Even if we don't fix the mutually recursive case, I think this change is still an improvement relative to the current behavior
Updated to
1) handle void functions
2) Call eval
on every indexed argument to a UDF when inside a UDF, to handle possible mutual recursion. My guess is that this is probably not a super common edge case so I don't mind going for the safe option here.
Fixing it fully is indeed difficult and even a partial solution is an improvement, yes. eval()
ing every UDF call at least avoids the terrible C++ errors. How much does eval()
impact performance?
I think the ideal solution would be to do a topological sort and build a DAG whose vertices are functions and edges are calls, and if there are cycles then break them by inserting eval()
s.
I think the expense of eval will vary depending on the usage. In the simplest of cases, say where the function only cares about the length of the vector but not the values, it will be doing an extra copy each time as a result of the eval
. But (I believe, anyway) if the function is doing essentially anything nontrivial it will eventually evaluate the argument anyway
@rok-cesnovar or @SteveBronder may be able to say more about this
How much does eval() impact performance?
Eigen uses the RAII pattern, so an eval will cause an allocation and copy. So both memory and CPU pressure.
But (I believe, anyway) if the function is doing essentially anything nontrivial it will eventually evaluate the argument anyway
Eigen will only implicitly evaluate an argument if it decides it's more efficient that way. Typical uses that only access values once, like a dot product, won't force an eval.
In the short term I think the extra evals are a worthwhile tradeoff for safety. I expect this is probably not super commonly written code by users where UDFs are calling other UDFs with slices of eigen types.
We can later try a more sophisticated analysis as to when they are necessary. I think the proposal @nhuurre makes for that is the correct approach, but implementing that would be nontrivial.

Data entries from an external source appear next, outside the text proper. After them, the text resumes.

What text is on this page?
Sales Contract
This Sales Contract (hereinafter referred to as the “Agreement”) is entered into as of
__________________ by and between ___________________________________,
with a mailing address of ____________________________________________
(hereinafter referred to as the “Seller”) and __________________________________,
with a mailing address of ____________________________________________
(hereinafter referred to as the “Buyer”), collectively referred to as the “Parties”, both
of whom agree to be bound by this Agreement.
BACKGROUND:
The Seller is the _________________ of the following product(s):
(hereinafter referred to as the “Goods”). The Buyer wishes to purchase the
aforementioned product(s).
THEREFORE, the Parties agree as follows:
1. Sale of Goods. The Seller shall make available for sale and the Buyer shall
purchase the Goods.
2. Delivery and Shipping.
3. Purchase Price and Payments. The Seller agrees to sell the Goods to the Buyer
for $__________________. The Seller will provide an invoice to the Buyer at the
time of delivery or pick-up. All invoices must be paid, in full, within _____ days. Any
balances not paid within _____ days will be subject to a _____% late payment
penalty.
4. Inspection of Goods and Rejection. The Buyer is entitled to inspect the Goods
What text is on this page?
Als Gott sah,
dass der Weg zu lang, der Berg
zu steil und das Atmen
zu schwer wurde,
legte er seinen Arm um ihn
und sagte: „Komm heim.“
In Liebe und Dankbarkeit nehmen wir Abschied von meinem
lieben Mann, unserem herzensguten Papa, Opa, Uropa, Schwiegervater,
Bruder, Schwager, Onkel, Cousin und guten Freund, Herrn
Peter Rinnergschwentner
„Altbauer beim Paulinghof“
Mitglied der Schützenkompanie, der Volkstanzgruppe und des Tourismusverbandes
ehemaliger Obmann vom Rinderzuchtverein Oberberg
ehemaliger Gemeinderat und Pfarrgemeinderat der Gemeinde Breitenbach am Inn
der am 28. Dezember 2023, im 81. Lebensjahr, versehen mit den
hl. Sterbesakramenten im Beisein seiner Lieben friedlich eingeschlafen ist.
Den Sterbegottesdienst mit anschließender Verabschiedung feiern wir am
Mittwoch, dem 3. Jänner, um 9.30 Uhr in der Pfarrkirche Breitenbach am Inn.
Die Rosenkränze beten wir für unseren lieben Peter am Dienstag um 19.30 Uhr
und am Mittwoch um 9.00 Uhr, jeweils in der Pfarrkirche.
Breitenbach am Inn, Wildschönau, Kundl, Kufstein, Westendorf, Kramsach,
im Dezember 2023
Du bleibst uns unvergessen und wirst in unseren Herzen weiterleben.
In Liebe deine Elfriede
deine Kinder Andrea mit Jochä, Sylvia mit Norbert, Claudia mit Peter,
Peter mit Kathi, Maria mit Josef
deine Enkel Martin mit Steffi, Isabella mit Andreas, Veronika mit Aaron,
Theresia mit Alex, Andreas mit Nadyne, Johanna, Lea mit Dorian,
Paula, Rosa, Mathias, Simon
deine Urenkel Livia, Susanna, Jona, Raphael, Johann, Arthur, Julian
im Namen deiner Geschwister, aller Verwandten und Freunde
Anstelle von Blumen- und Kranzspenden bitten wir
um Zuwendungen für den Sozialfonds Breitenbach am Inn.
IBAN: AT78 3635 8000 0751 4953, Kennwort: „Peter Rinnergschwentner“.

I think my latest commit will be the happy-middle of the current options. I've restricted the extra eval
s to only be applied to functions who have forward declarations. This will catch all functions which could end up being recursive or mutually recursive (at least until we did something like https://github.com/stan-dev/stanc3/issues/976), but won't affect the vast majority of UDFs.
@nhuurre thoughts on the current state of this?
I discussed with @rok-cesnovar and we are going to do a minor release with just the recent stanc bug fixes (hopefully including this), Cherry-picking around the to_int and new warnings
Closes https://github.com/stan-dev/stanc3/issues/1224
Submission Checklist
Release notes
Fix an issue where recursive functions which called themselves with a slice of their arguments would lead to infinite template expansion in C++ compilation.